Being BearWise was not a concept at the time, to put it lightly. There were no bear-proof trash cans in the early Smokies, and bears had free access to garbage and food wherever they found it.
“Now, instead of depending on their own resources for a living, many bears patrol park roads and campgrounds, where they give the garbage cans a frequent going-over and where occasional food offerings, an illegal and dangerous practice, make paupers of them.”GRSM brochure, 1961
The active feeding of bears by visitors, however, was by far the most dangerous for both bear and man, as the now 60-year-old Smokies brochure immortalizes.
Wild Stories of Black Bears Injuring Visitors Preserved in 1961 Brochure
“Bears are usually hungry. Since they will feed on almost any kind of plants or animals, garbage is quite acceptable. Feeding them, however, represents misguided kindness,” it continues. In turn, “the bruins come to expect such generosity from everyone, and, consequently, trouble is imminent.”
Same as today, park regulations of the early 1900s prohibited the feeding of bears. Violators were arrested at the time, too. But not with enough regularity to knock a dent in the bear show mentality.

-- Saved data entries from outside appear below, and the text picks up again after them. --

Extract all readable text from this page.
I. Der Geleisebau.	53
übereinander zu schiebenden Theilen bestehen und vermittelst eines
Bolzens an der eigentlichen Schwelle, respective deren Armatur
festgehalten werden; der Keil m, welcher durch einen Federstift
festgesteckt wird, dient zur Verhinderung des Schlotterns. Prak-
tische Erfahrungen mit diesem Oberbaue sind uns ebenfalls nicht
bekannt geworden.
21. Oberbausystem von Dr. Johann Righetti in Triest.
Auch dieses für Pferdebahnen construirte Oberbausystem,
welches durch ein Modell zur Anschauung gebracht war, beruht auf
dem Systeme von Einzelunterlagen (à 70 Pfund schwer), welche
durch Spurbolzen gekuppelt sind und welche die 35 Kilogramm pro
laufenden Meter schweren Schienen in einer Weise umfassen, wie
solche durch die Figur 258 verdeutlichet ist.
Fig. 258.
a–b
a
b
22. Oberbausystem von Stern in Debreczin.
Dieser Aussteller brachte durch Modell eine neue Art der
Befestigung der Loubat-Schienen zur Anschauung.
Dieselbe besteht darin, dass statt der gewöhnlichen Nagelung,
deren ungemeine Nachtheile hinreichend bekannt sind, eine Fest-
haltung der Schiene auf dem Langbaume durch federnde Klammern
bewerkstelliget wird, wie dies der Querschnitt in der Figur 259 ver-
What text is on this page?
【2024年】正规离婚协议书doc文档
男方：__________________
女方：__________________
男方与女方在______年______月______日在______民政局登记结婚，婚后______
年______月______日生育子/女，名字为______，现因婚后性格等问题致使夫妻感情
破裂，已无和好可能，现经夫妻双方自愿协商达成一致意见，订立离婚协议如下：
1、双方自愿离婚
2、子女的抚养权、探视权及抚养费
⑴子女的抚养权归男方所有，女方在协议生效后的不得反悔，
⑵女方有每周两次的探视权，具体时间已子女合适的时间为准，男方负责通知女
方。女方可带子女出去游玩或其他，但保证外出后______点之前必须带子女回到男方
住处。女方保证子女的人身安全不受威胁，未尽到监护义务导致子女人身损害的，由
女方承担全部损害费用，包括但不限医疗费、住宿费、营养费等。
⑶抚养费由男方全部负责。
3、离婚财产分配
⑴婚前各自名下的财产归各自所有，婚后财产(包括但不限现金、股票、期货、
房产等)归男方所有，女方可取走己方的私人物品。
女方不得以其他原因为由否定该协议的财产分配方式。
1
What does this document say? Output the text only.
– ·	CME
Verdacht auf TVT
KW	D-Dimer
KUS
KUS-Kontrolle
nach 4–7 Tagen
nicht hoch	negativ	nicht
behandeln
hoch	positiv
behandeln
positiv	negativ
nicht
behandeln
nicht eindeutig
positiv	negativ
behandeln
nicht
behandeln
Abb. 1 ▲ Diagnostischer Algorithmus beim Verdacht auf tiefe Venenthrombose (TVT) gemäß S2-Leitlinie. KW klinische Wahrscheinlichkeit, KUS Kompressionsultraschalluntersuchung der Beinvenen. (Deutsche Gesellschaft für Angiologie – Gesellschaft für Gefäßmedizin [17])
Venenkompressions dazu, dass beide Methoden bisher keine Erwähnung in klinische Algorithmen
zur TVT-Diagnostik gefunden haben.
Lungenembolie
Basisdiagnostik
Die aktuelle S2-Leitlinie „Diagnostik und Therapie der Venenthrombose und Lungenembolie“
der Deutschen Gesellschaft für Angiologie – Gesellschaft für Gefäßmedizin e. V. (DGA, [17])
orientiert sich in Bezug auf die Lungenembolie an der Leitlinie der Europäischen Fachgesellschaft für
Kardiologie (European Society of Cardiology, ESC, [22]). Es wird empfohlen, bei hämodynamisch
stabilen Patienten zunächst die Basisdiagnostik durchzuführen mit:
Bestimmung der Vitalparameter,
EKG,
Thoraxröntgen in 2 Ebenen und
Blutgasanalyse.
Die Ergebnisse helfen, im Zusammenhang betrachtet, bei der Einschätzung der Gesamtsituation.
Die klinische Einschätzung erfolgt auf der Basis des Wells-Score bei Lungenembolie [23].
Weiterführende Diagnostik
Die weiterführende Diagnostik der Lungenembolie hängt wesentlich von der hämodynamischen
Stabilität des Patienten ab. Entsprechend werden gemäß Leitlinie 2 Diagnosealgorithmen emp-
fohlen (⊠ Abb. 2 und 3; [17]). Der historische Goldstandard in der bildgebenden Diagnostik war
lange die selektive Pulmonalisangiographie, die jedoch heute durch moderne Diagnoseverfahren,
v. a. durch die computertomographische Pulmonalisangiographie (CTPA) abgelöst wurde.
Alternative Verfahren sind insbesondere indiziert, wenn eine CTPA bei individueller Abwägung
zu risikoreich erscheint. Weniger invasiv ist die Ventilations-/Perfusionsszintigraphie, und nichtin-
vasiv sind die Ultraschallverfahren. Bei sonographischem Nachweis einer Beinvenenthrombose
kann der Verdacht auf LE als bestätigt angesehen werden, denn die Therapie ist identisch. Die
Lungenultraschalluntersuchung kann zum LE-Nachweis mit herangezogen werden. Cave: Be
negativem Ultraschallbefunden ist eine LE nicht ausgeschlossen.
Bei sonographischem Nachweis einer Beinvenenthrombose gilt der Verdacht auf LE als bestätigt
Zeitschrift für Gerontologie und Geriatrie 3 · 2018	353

Doctors located in Smokies’ communities treated “a number of cases of bear bites and bear scratches every year” for much of the mid 20th century, too. And the brochure’s recounting of these tales offers one of the best (if that is the right word) time capsules into Great Smoky Mountains National Park history:
One man was occupied with feeding candy to two small cubs when the mother bear appeared and insisted upon having some of the food. Shoving the big bear aside with one hand, the man continued offering candy to the cubs when suddenly he was struck a fierce blow in the face.Great Smoky Mountains National Park brochure, 1961
One person placed his foot upon a sandwich which some careless lady tossed to the ground in front of a bear; the bite in the leg required medical attention.GRSM brochure, 1961
A bear, prompted by the food which a lady kept offering to the animal, entered the car wherein the generous(?) person was sitting. Her efforts to coax bruin out of the car resulted in injuries.GRSM brochure, 1961
A man, of sorts, required medical attention after he applied a lighted cigarette to a bear’s nose.GRSM brochure, 1961
Another man attempted to boost a bear into the front seat of his car so that he might take a picture of bruin sitting beside his wife, who was behind the wheel!GRSM brochure, 1961
Outgrowing the Bear Show
Incidents and injuries like these would continue with concerning regularity well into the 1970s. But with the Endangered Species Act of 1973, the paradigm shifted. And the National Park Service took full advantage of this.
Through extensive public campaigns, NPS continues to educate the public on best wildlife practices. Currently, the BearWise program developed by southeastern bear biologists is at the forefront for the black bear species. And as the Smokies’ lead wildlife biologist Bill Stiver told me last year, he’s hoping the park adopts it as an official methodology soon.
There’s simply too much conflicting information out there on black bear safety. Even within NPS. And the next best thing we can do after learning from our past? Build towards a better, BearWise future.